慕苡晴忍著身體的酸軟不適,匆匆抓過一旁的睡袍披上,腰帶隨意一系,衣襟并未完全攏好,露出一截白皙的肩頸,上面點點紅梅般的吻痕在晨光下無所遁形。她快步走去開門。
門外的宋今也端著一個托盤,上面擺著精致的早點。
他原本低垂著眼,一副恭順模樣,卻在慕苡晴開門的瞬間抬起頭,目光精準地捕捉到了她頸間的曖昧痕跡,以及那略顯凌亂的睡袍下隱約透出的倦怠風情。
他像是被燙到一般,迅速低下頭,耳根卻泛起紅色,語氣變得更加結巴和惶恐:
“慕、慕姐姐……我……我不知道您還沒……我不是故意的……”
他的眼神躲閃,卻又忍不住飛快地瞥過那些痕跡,隨即露出一副心疼又自責至極的表情,聲音帶著顫音,仿佛下一秒就要哭出來:
“是……是封先生嗎?都、都怪我……肯定是因為我昨天不小心惹封先生生氣了,他才……他才把氣……撒在您身上……”
他越說越激動,身體微微顫抖,托盤里的杯碟都跟著輕輕作響,眼眶迅速泛紅,泫然欲泣:“都是我不好……我就不該留在這里礙眼……讓慕姐姐受委屈了……”
他這副模樣,活脫脫像是慕苡晴受了天大的虐待,而一切都是因他而起,那份自責和憐惜表現得淋漓盡致。
就在這時,封繼琛從浴室走出。
他剛沖完澡,僅在腰間圍了條浴巾,水珠順著他結實的胸膛和壁壘分明的腹肌滑落,沒入浴巾邊緣。
發絲濕漉漉地搭在額前,少了幾分平日的冷厲,卻多了幾分野性的性感。
他一眼就瞧見宋今也幾乎要湊到慕苡晴面前,那雙看似無辜的眼睛正“無意”地掃過慕苡晴微敞的領口。
封繼琛狹長的鳳眸瞬間瞇起,寒意驟生。
他幾步上前,動作快得帶風,長臂一伸,不由分說地將慕苡晴猛地扯進自己懷里,堅實的胸膛緊密地貼著她的后背,隔著一層薄薄的睡袍,傳遞著灼人的體溫和不容置疑的占有欲。

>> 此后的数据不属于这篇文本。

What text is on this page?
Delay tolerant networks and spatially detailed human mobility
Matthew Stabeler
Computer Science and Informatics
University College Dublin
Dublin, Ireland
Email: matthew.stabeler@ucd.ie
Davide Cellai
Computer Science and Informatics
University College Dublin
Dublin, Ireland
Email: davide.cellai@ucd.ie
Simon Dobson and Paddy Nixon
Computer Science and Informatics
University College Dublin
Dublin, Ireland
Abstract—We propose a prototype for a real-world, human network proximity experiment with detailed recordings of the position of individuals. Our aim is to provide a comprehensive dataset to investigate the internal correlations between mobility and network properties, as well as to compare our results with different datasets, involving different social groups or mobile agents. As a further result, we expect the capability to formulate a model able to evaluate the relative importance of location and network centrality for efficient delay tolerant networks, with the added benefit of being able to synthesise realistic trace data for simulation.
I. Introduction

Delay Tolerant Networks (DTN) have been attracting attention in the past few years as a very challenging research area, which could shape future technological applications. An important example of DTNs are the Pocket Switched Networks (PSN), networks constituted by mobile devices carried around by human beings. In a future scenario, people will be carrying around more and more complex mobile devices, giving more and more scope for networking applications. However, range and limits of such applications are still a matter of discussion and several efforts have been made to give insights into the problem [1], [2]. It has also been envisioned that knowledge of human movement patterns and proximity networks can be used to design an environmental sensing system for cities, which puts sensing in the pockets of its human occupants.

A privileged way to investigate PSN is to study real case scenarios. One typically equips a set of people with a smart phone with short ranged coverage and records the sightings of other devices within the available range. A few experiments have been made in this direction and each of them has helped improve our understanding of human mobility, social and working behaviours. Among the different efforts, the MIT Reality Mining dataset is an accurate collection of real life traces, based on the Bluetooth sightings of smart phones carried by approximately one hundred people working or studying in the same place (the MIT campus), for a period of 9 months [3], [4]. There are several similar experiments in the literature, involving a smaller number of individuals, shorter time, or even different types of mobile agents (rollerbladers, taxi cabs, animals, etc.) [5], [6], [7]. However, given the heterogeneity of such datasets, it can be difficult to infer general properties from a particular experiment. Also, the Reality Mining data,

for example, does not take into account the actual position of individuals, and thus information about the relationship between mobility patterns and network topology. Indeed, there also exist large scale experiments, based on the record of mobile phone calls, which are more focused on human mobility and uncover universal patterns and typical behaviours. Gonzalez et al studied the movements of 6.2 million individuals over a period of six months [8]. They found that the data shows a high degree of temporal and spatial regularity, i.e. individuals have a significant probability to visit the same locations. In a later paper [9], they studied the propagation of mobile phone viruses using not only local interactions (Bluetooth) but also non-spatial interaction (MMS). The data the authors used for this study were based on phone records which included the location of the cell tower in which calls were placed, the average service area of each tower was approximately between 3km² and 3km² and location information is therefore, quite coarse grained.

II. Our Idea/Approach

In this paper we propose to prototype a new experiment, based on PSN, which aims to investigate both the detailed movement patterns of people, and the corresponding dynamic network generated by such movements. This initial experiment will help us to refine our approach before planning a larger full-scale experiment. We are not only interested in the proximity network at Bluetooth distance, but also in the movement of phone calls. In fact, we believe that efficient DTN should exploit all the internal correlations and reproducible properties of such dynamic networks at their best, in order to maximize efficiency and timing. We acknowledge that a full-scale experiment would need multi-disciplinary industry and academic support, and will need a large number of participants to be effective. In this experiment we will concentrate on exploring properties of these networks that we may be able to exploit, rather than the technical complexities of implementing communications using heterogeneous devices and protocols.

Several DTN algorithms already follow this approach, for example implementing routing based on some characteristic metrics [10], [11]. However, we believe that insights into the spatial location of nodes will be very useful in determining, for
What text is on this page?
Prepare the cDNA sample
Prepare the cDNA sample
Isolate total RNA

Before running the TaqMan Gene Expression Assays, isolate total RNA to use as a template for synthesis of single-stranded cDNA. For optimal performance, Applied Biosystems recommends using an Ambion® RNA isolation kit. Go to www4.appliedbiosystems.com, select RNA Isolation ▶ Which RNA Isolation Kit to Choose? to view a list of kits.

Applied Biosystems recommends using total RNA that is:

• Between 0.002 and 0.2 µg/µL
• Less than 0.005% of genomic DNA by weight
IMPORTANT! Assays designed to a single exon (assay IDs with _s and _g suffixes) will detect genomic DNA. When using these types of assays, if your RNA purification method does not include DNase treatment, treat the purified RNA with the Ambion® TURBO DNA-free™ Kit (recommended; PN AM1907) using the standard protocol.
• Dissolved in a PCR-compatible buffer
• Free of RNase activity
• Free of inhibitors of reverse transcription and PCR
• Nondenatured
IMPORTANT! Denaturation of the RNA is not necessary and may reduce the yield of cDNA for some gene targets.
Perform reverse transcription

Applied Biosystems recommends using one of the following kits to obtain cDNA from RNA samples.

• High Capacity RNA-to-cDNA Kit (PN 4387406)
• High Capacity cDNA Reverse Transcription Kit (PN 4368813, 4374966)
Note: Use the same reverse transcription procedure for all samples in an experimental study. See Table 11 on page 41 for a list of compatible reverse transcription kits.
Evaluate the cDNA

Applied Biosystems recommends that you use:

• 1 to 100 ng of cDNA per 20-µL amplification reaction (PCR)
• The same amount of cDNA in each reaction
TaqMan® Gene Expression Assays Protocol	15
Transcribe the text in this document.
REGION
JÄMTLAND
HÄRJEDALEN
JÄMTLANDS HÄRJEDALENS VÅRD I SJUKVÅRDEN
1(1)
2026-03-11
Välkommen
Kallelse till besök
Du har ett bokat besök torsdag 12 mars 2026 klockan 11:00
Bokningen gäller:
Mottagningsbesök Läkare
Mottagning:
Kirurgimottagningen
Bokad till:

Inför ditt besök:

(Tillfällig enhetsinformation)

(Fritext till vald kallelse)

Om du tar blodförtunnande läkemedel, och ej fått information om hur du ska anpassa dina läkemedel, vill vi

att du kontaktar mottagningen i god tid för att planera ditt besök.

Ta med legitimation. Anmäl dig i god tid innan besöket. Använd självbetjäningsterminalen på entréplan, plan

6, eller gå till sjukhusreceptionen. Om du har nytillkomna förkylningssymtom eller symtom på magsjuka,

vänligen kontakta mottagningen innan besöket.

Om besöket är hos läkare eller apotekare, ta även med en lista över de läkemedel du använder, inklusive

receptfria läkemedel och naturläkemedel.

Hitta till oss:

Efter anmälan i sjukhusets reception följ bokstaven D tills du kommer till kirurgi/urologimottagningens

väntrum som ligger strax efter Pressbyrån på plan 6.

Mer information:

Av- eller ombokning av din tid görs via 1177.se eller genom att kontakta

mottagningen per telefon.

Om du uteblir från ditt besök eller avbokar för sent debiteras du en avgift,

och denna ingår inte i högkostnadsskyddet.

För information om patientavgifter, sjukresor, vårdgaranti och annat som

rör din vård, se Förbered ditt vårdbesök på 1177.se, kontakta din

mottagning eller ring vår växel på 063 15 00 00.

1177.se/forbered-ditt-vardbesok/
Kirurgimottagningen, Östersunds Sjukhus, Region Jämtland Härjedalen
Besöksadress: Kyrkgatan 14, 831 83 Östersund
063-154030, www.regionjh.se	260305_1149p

緊接著,他一手牢牢環住慕苡晴的腰肢,將她固定在自己身前,低頭看向她時,目光刻意放緩,帶著安撫的溫柔。
但當他抬起眼,視線投向宋今也時,已變得冰冷刺骨,充滿了警告的意味。
“苡晴,怎么不多睡會兒?”他的聲音低沉,對著慕苡晴是溫柔的詢問,但接下來的話卻直指宋今也,字字清晰,不容錯辨。
“宋先生,我和苡晴的私事,不勞你費心揣測。另外,別墅有廚師,這些事不需要你來做。”
慕苡晴被封繼琛這突如其來的強勢動作驚得懵了一下,后背緊貼著他滾燙濕潤的皮膚,心跳驟然加速。
感受到他話語里的冷意,她下意識地在他懷里輕輕動了動,仰頭看他,小手安撫地拍了拍他環在自己腰上的手背。
她從他懷里稍稍轉身,面對宋今也,努力維持著溫和的笑意,只是臉頰還泛著紅暈:
“宋先生,你真的誤會了。阿琛他對我很好,我們之間……很好。謝謝你做的早餐,但你真的不必做這些,好好休養身體最重要。”
她試圖化解這尷尬的氣氛。
然而,封繼琛看著慕苡晴對宋今也溫言軟語,眼底的不悅幾乎化為實質。
他手臂再次收緊,不容抗拒地將她重新納入羽翼之下,姿態霸道至極。
他低頭,目光沉沉地鎖著慕苡晴,語氣帶著一絲不容置疑:“苡晴,不需要向他解釋那么多。”
隨即,他抬眼看向宋今也,那眼神如同在看一件礙事的物品。
“宋先生,希望你能擺正自己的位置,不要做多余的事,說多余的話。認清自己的身份,對你才好。”
慕苡晴感受到腰間手臂的力量和封繼琛話語里的鋒芒,輕輕嘆了口氣,知道他的占有欲又上來了。
她無奈地側頭對他笑了笑,用眼神示意他別這樣,然后又看向臉色蒼白、顯得更加搖搖欲墜的宋今也,眼中帶著歉意:
“阿琛他只是說話直接,沒有惡意的。走吧,我們先去吃早餐,宋先生也一起吧。”
封繼琛冷哼一聲,但終究沒再說什么。